Automatic instrumentation
The custom, signal-driven spans above cover Smarter-specific business logic. They would sit alongside, not replace, off-the-shelf auto-instrumentation for the parts of the stack that already have mature OTel support:
opentelemetry-instrumentation-django for HTTP request/response spans and database query spans.
Provider-specific instrumentation (for example OpenAI/Anthropic client instrumentation) where available, to capture token usage and request/response metadata without Smarter having to compute it itself.
UI surface (proposed, not finalized)
Two places in the product would need new UI:
Django admin
A configuration model/panel for OTel export settings: enable/disable, OTLP endpoint, headers/auth, sampling rate.
Read-only visibility into recent trace/span records if Smarter chooses to persist a local copy, versus relying entirely on an external backend.
Web console (this page’s eventual host application)
A per-account or per-plugin toggle for enabling tracing.
A settings screen for pointing at an OTLP collector endpoint.

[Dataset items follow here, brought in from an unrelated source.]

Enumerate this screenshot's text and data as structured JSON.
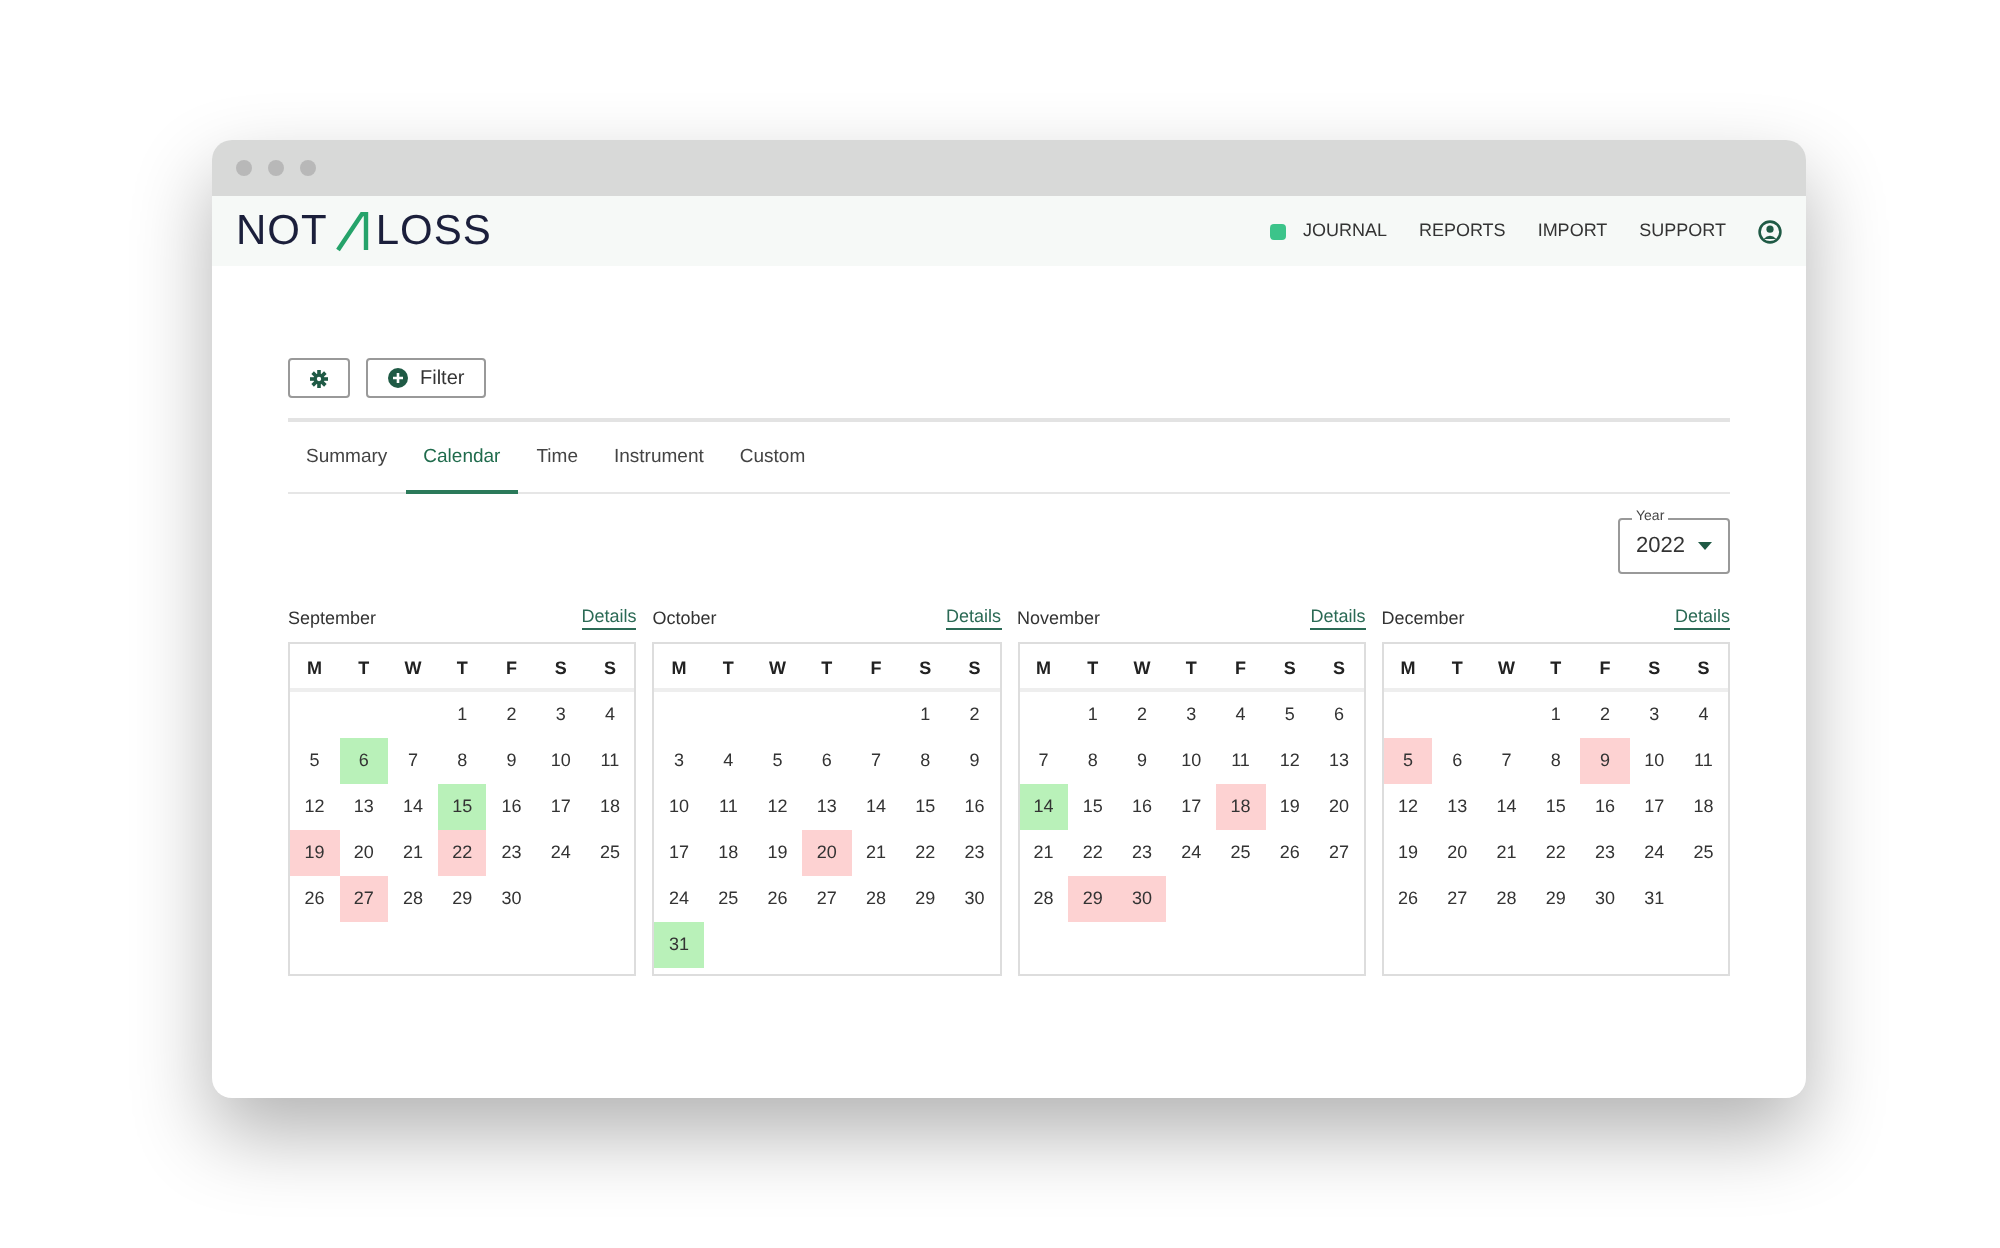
{
  "logo": {
    "left": "NOT",
    "right": "LOSS"
  },
  "nav": [
    {
      "label": "JOURNAL",
      "kind": "journal"
    },
    {
      "label": "REPORTS",
      "kind": "plain"
    },
    {
      "label": "IMPORT",
      "kind": "plain"
    },
    {
      "label": "SUPPORT",
      "kind": "plain"
    }
  ],
  "toolbar": {
    "filter": "Filter"
  },
  "tabs": [
    {
      "label": "Summary",
      "selected": false
    },
    {
      "label": "Calendar",
      "selected": true
    },
    {
      "label": "Time",
      "selected": false
    },
    {
      "label": "Instrument",
      "selected": false
    },
    {
      "label": "Custom",
      "selected": false
    }
  ],
  "year": {
    "label": "Year",
    "value": "2022"
  },
  "months": [
    {
      "name": "September",
      "details": "Details",
      "weekdays": [
        "M",
        "T",
        "W",
        "T",
        "F",
        "S",
        "S"
      ],
      "weeks": [
        [
          {
            "day": "1"
          },
          {
            "day": "2"
          },
          {
            "day": "3"
          },
          {
            "day": "4"
          }
        ],
        [
          {
            "day": "5"
          },
          {
            "day": "6",
            "color": "#b9f1b9"
          },
          {
            "day": "7"
          },
          {
            "day": "8"
          },
          {
            "day": "9"
          },
          {
            "day": "10"
          },
          {
            "day": "11"
          }
        ],
        [
          {
            "day": "12"
          },
          {
            "day": "13"
          },
          {
            "day": "14"
          },
          {
            "day": "15",
            "color": "#b9f1b9"
          },
          {
            "day": "16"
          },
          {
            "day": "17"
          },
          {
            "day": "18"
          }
        ],
        [
          {
            "day": "19",
            "color": "#fdd2d2"
          },
          {
            "day": "20"
          },
          {
            "day": "21"
          },
          {
            "day": "22",
            "color": "#fdd2d2"
          },
          {
            "day": "23"
          },
          {
            "day": "24"
          },
          {
            "day": "25"
          }
        ],
        [
          {
            "day": "26"
          },
          {
            "day": "27",
            "color": "#fdd2d2"
          },
          {
            "day": "28"
          },
          {
            "day": "29"
          },
          {
            "day": "30"
          }
        ]
      ]
    },
    {
      "name": "October",
      "details": "Details",
      "weekdays": [
        "M",
        "T",
        "W",
        "T",
        "F",
        "S",
        "S"
      ],
      "weeks": [
        [
          {
            "day": "1"
          },
          {
            "day": "2"
          }
        ],
        [
          {
            "day": "3"
          },
          {
            "day": "4"
          },
          {
            "day": "5"
          },
          {
            "day": "6"
          },
          {
            "day": "7"
          },
          {
            "day": "8"
          },
          {
            "day": "9"
          }
        ],
        [
          {
            "day": "10"
          },
          {
            "day": "11"
          },
          {
            "day": "12"
          },
          {
            "day": "13"
          },
          {
            "day": "14"
          },
          {
            "day": "15"
          },
          {
            "day": "16"
          }
        ],
        [
          {
            "day": "17"
          },
          {
            "day": "18"
          },
          {
            "day": "19"
          },
          {
            "day": "20",
            "color": "#fdd2d2"
          },
          {
            "day": "21"
          },
          {
            "day": "22"
          },
          {
            "day": "23"
          }
        ],
        [
          {
            "day": "24"
          },
          {
            "day": "25"
          },
          {
            "day": "26"
          },
          {
            "day": "27"
          },
          {
            "day": "28"
          },
          {
            "day": "29"
          },
          {
            "day": "30"
          }
        ],
        [
          {
            "day": "31",
            "color": "#b9f1b9"
          }
        ]
      ]
    },
    {
      "name": "November",
      "details": "Details",
      "weekdays": [
        "M",
        "T",
        "W",
        "T",
        "F",
        "S",
        "S"
      ],
      "weeks": [
        [
          {
            "day": "1"
          },
          {
            "day": "2"
          },
          {
            "day": "3"
          },
          {
            "day": "4"
          },
          {
            "day": "5"
          },
          {
            "day": "6"
          }
        ],
        [
          {
            "day": "7"
          },
          {
            "day": "8"
          },
          {
            "day": "9"
          },
          {
            "day": "10"
          },
          {
            "day": "11"
          },
          {
            "day": "12"
          },
          {
            "day": "13"
          }
        ],
        [
          {
            "day": "14",
            "color": "#b9f1b9"
          },
          {
            "day": "15"
          },
          {
            "day": "16"
          },
          {
            "day": "17"
          },
          {
            "day": "18",
            "color": "#fdd2d2"
          },
          {
            "day": "19"
          },
          {
            "day": "20"
          }
        ],
        [
          {
            "day": "21"
          },
          {
            "day": "22"
          },
          {
            "day": "23"
          },
          {
            "day": "24"
          },
          {
            "day": "25"
          },
          {
            "day": "26"
          },
          {
            "day": "27"
          }
        ],
        [
          {
            "day": "28"
          },
          {
            "day": "29",
            "color": "#fdd2d2"
          },
          {
            "day": "30",
            "color": "#fdd2d2"
          }
        ]
      ]
    },
    {
      "name": "December",
      "details": "Details",
      "weekdays": [
        "M",
        "T",
        "W",
        "T",
        "F",
        "S",
        "S"
      ],
      "weeks": [
        [
          {
            "day": "1"
          },
          {
            "day": "2"
          },
          {
            "day": "3"
          },
          {
            "day": "4"
          }
        ],
        [
          {
            "day": "5",
            "color": "#fdd2d2"
          },
          {
            "day": "6"
          },
          {
            "day": "7"
          },
          {
            "day": "8"
          },
          {
            "day": "9",
            "color": "#fdd2d2"
          },
          {
            "day": "10"
          },
          {
            "day": "11"
          }
        ],
        [
          {
            "day": "12"
          },
          {
            "day": "13"
          },
          {
            "day": "14"
          },
          {
            "day": "15"
          },
          {
            "day": "16"
          },
          {
            "day": "17"
          },
          {
            "day": "18"
          }
        ],
        [
          {
            "day": "19"
          },
          {
            "day": "20"
          },
          {
            "day": "21"
          },
          {
            "day": "22"
          },
          {
            "day": "23"
          },
          {
            "day": "24"
          },
          {
            "day": "25"
          }
        ],
        [
          {
            "day": "26"
          },
          {
            "day": "27"
          },
          {
            "day": "28"
          },
          {
            "day": "29"
          },
          {
            "day": "30"
          },
          {
            "day": "31"
          }
        ]
      ]
    }
  ]
}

Possibly a lightweight in-console trace viewer for the most recent requests, though the working assumption is that most users will forward traces to a backend they already operate rather than Smarter reinventing a trace UI.
Open questions
Whether trace context should propagate across Smarter’s multi-tenant boundary (that is, whether tenant/account identifiers belong in resource attributes, span attributes, both, or neither).
Whether Smarter persists any span data itself, or is purely an emitter that assumes an external collector.
Whether metrics (token counts, latency, cost) are covered by this same effort or tracked separately.
Naming and final shape of the new Django app and its signals.
These, and anything else, are exactly what the linked discussion is for.